Frank Field blames the parents

Frank Field blames the parents

By Alex Stevenson

Steps to improve Britain’s parenting skills will help improve the life chances of those not yet at school, an independent report by Frank Field has found.

New Labour’s first welfare minister concluded that the key to improving children’s life chances lies in their parents being better at raising them.

His report proposes requiring schools to teach parenting and life skills throughout the whole of pupils’ time in education – and that the information should be reinforced in ante-natal and post-natal courses and through Sure Start.

David Cameron and Nick Clegg, who commissioned the report, said its publication “marks a vital moment in the history of our efforts to tackle poverty and disadvantage”.

Mr Field said benefits for children could be frozen each year instead of being automatically increased, suggesting the money could be used more effectively to “widen life chances” in the pre-school ‘foundation years’.

His report said ‘foundation years’ services will be paid according to their success in narrowing class differences as children start school, rather than through any other criteria.

Annually published life chances indicator would be released at a local level, allowing taxpayers to see whether their local authority is running the foundation years effectively.

Mr Field’s report seeks to abolish child poverty but, as his conclusion states, goes further.

“It is simultaneously a policy for social mobility, in that it should result in today’s poor children gaining the skills to acquire highly paid jobs,” the report claims.
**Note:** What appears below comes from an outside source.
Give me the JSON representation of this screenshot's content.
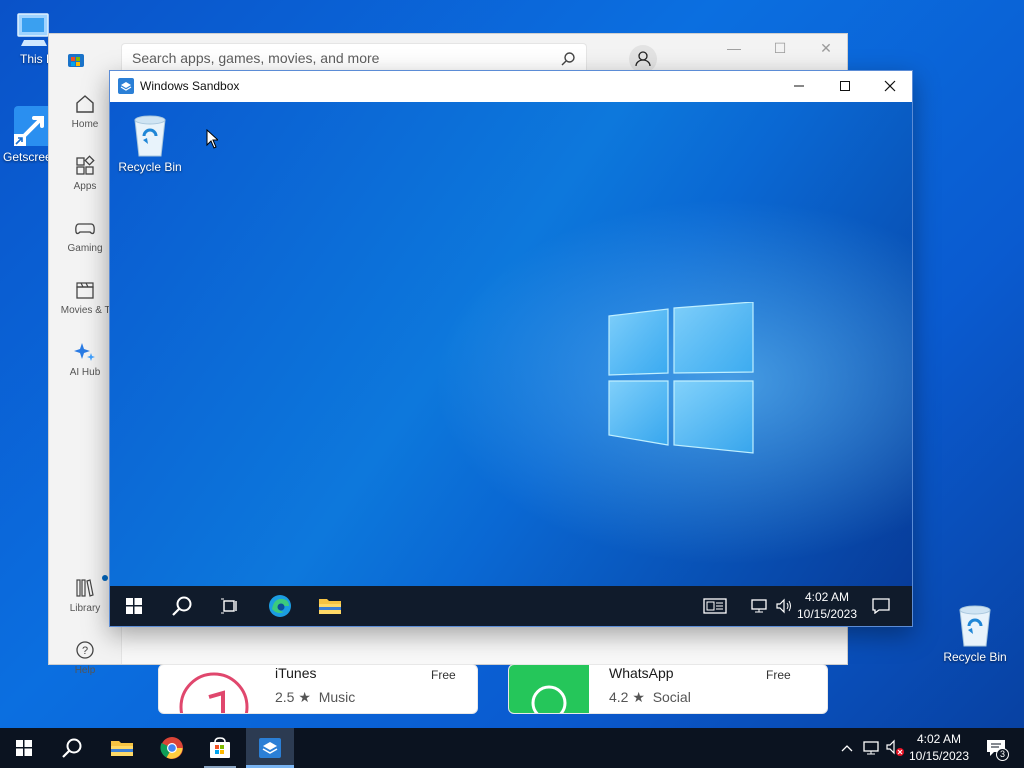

“The strategy over time will therefore change the shape of the distribution of income in this country by eliminating the larger numbers of people who currently leave school to face at best a life time of low pay or at worse unemployment.”

Mr Cameron and Mr Clegg said the report showed politicians’ concept of poverty needed to be broadened and lengthened “to look at poverty in the round, and over time”.

“Poor children are at a high risk of becoming poor adults,” the pair added.

“This violates any notion of fairness. Nobody should be condemned to poverty or constricted life chances because of the circumstances of their birth.

“That is why the coalition government has already made the promotion of intergenerational mobility the principal goal of our social policy.”

Shadow work and pensions secretary Douglas Alexander said the coalition’s spending cuts agenda would make it harder to cut poverty, however.

“Labour is proud that we reduced the numbers of children living in poverty by 600,000 while in office but are always ready to look at fresh ideas to go further,” he said.